TEHERAN (AFP) - iran’s Jafar Panahi who won the Berlin film festival for his movie Taxi said Sunday he wished cinemagoers at home could see his films rather than his works having to be smuggled abroad.
The laureate of Berlin's Golden Bear charged that officials of the Cinema Organisation, a branch of the interior ministry which supervises the industry in the Islamic republic, were "surrounding cinema with high walls".
"The people in power accuse us of making films for foreign festivals," he said on behalf of Iranian directors. "They hide behind political walls and don't say that our films are never authorised for screening in Iranian cinemas".
German Foreign Minister Frank-Walter Steinmeier hailed the choice among 19 films in the competition as "an important symbol for artistic freedom", as commentators noted the principle was under threat around the world.
Berlin newspaper Der Tagesspiegel wrote in a front-page editorial Sunday that the festival had shown that "especially in these days of global unrest, art and political consciousness can light a beacon". expression.
The Berlin film festival wrapped up Sunday after giving its Golden Bear top prize to Panahi, in a move hailed as a triumph for freedom of expression.
Taxi is Panahi's third picture smuggled out of the country in defiance of an official 20-year filmmaking ban, imposed for a documentary he tried to make on the unrest following Iran's disputed 2009 presidential election.
Hollywood director Darren Aronofsky, the jury president at the 65th Berlinale, said at a gala awards ceremony late Saturday that Panahi had surmounted restrictions that had the power to "damage the soul of the artist".
"Instead of allowing his spirit to be crushed and giving up, instead of allowing himself to be filled with anger and frustration, Jafar Panahi created a love letter to cinema," Aronofsky said.
The 54-year-old Panahi is also barred from travelling abroad and could not attend the festival. His young niece Hana Saeidi, who appears in Taxi along with the director, wept as she picked up the statuette for him and held it aloft for the cameras.
News website Spiegel Online said the Golden Bear sent "an important message against the restriction of art", calling it a "triumph for free speech".
"The Berlinale remains political," it said, noting the festival's reputation for championing edgy, topical cinema.
Saeidi wept "tears of joy that the world took note of the fate of her uncle, standing in for many more artists threatened with censorship and repression in Iran and other countries that restrict artistic and personal freedom", it said.

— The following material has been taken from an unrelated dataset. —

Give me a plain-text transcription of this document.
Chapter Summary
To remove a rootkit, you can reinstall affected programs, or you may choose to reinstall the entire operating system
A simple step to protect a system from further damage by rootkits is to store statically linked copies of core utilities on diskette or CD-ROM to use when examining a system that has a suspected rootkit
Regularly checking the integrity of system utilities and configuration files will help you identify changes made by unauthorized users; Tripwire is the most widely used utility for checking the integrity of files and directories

Panahi's last movie shot in secret, 2013's elegiac Closed Curtain, won a Silver Bear in Berlin for best screenplay, drawing protests from the Iranian government.
Trade magazine The Hollywood Reporter called the prize for Panahi "a victory both for cinema and artistic freedom".

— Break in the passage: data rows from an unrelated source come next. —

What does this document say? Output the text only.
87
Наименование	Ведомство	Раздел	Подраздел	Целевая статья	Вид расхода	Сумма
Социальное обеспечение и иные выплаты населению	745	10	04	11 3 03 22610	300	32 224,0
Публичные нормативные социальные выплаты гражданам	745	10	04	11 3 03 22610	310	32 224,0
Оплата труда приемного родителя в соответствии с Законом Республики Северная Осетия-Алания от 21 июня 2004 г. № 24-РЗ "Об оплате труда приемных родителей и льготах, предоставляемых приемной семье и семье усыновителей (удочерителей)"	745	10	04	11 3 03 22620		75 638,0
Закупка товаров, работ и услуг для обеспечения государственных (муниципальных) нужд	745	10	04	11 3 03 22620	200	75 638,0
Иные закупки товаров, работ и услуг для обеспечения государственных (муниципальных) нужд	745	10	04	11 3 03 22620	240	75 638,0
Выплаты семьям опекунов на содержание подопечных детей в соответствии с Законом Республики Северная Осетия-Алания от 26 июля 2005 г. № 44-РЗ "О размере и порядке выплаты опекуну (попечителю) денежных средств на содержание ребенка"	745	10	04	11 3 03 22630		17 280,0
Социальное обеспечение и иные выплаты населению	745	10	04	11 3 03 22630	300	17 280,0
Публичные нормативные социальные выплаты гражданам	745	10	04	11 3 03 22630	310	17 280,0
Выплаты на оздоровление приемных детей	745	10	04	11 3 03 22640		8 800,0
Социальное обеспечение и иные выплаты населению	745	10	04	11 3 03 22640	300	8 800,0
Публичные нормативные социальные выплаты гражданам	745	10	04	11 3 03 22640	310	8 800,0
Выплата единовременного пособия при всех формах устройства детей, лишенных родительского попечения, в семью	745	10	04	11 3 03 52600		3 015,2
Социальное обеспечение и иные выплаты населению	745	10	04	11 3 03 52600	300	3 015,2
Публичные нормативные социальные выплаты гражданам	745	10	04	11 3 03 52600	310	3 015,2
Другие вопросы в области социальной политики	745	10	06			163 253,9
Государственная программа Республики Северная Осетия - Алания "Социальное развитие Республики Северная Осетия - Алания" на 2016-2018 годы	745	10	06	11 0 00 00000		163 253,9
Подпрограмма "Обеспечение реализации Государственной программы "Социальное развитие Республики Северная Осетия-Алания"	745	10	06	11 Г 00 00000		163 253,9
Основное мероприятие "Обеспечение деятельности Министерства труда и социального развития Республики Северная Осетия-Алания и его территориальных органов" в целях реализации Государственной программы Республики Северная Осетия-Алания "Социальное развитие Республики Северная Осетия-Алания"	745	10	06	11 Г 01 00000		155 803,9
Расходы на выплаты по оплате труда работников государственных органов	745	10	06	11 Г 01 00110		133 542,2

Taxi was an early hit among audiences at the 11-day festival, the first major cinema showcase of the year in Europe.
In it, Panahi himself offers his impressions of contemporary Teheran from behind the wheel of a yellow cab.
A mounted dashboard camera allowed him to film, at first, away from the prying eyes of the Islamic state's authorities.
Each person he offers a lift - including members of his own family - has a story to tell, an axe to grind or an issue to debate about life in today's Iran.
Panahi proves a genial master of ceremonies, treating his sometimes hysterical passengers with unfailing politeness and good humour.
The film builds to a chilling climax in which the extent and limits of the director's liberties are revealed.
Film industry bible Variety called Taxi a "terrific road movie" that offered "a provocative discussion of Iranian social mores and the art of cinematic storytelling".
The daily Sueddeutsche Zeitung said the Golden Bear for Taxi was well-deserved not simply for its political message but also on its artistic merits, calling Panahi's film "witty and ingenious".
"Giving him prizes is a way for the West to disapprove of the politically motivated capricious treatment of the filmmaker by the mullah regime," it said.
"He has shown how, using the simplest means, as a smart and funny observer of your surroundings, you can make a moving film".